Menyoal Penunjukan Pejabat Sementara Kepala Daerah
Pusat Studi Hukum Konstitusi Fakultas Hukum Universitas Islam Indonesia (PSHK FH UII) menyelenggarakan webinar “Problematika Masa Jabatan Kepala Daerah dan Pemilihan Serentak 2024” pada Jum’at, (21/1). Webinar ini menghadirkan pemateri, diantaranya yaitu Dr. Jamaluddin Ghafur, S.H., M.H., (Dosen HTN dan Dewan Pakar PSHK FH UII), Dr. Ferry Kurnia Rizkiyansyah (Pendiri Netgrit dan Anggota Dewan Nasional Konvensi Rakyat), dan Titi Anggraini, S.H., M.H. (Dewan Pembina Perludem).
Titi Anggraini membuka webinar dengan menjelaskan tata kelola pemilu yang baik berpengaruh terhadap kualitas dan tujuan masyarakat dalam melakukan konsolidasi demokrasi di suatu negara. Beberapa bagian dari tata kelola pemilu yaitu rule making atau pembuatan aturan untuk melaksanakan pemilu tersebut, rule application atau aplikasi dari aturan/kerangka hukum pemilu yang telah dibuat, dan rule adjudication atau penyelesaian berbagai masalah hukum pemilu yang muncul dari pengaplikasian aturan pemilu yang ada.
Berkaca pada pemilu serentak tahun 2019 lalu, menurutnya banyak hal yang perlu diperbaiki pada pemilu 2024 mendatang.

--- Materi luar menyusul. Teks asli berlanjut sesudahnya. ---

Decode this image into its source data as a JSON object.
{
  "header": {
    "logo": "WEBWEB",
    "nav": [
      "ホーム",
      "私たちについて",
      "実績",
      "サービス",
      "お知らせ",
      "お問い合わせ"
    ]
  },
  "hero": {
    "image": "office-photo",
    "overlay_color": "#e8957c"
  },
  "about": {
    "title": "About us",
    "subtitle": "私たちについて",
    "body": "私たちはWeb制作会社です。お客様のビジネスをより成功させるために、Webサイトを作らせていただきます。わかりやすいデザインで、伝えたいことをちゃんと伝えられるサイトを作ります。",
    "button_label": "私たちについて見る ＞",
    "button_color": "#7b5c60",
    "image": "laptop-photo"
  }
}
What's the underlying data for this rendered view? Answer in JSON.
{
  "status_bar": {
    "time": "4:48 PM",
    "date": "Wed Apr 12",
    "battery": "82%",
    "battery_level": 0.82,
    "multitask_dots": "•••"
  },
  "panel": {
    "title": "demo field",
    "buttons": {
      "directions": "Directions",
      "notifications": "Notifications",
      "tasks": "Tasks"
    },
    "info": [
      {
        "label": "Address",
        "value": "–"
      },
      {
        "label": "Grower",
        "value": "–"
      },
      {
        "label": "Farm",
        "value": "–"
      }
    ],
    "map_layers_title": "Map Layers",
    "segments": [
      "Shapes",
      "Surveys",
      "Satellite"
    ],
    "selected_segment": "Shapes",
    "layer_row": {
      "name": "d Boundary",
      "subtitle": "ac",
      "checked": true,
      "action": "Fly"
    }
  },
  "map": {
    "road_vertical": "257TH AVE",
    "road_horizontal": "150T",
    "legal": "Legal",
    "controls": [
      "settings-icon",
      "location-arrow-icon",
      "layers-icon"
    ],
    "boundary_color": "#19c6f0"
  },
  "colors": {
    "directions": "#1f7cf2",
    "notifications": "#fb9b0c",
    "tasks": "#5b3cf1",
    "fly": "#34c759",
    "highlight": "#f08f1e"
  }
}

Salah satunya yakni memperkuat sistem teknologi informasi (TI) penyelenggaraan pemilu dengan meningkatkan keterbukaan, transparansi, dan akuntabilitasnya. Tidak kalah penting adalah mendorong digitalisasi sertifikasi hasil penghitungan suara di TPS.
Pemilu harus mampu mencitrakan figur imparsial, kompeten dan inklusif, mekanisme tripartit antar penyelenggara pemilu harus dikelola dengan baik, dan melakukan perancangan pengawasan internal yang maksimal sebagai prevensi untuk melindungi murah kelembagaan penyelenggara pemilu.
Sementara itu, Ferry Kurnia menyebutkan di tahun 2022 setidaknya terdapat 76 kabupaten dan 18 kota yang Kepala Daerahnya akan habis masa jabatannya. Di tahun 2023, sebanyak 171 Kepala Daerah di 17 provinsi, 15 kabupaten, dan 39 kota juga akan berhenti. Konsekuensinya akan muncul pejabat-pejabat publik yang berasal dari penunjukan oleh instansi di atasnya dengan kurun waktu yang cukup lama, yakni kurang lebih 2 tahun masa pemerintahan.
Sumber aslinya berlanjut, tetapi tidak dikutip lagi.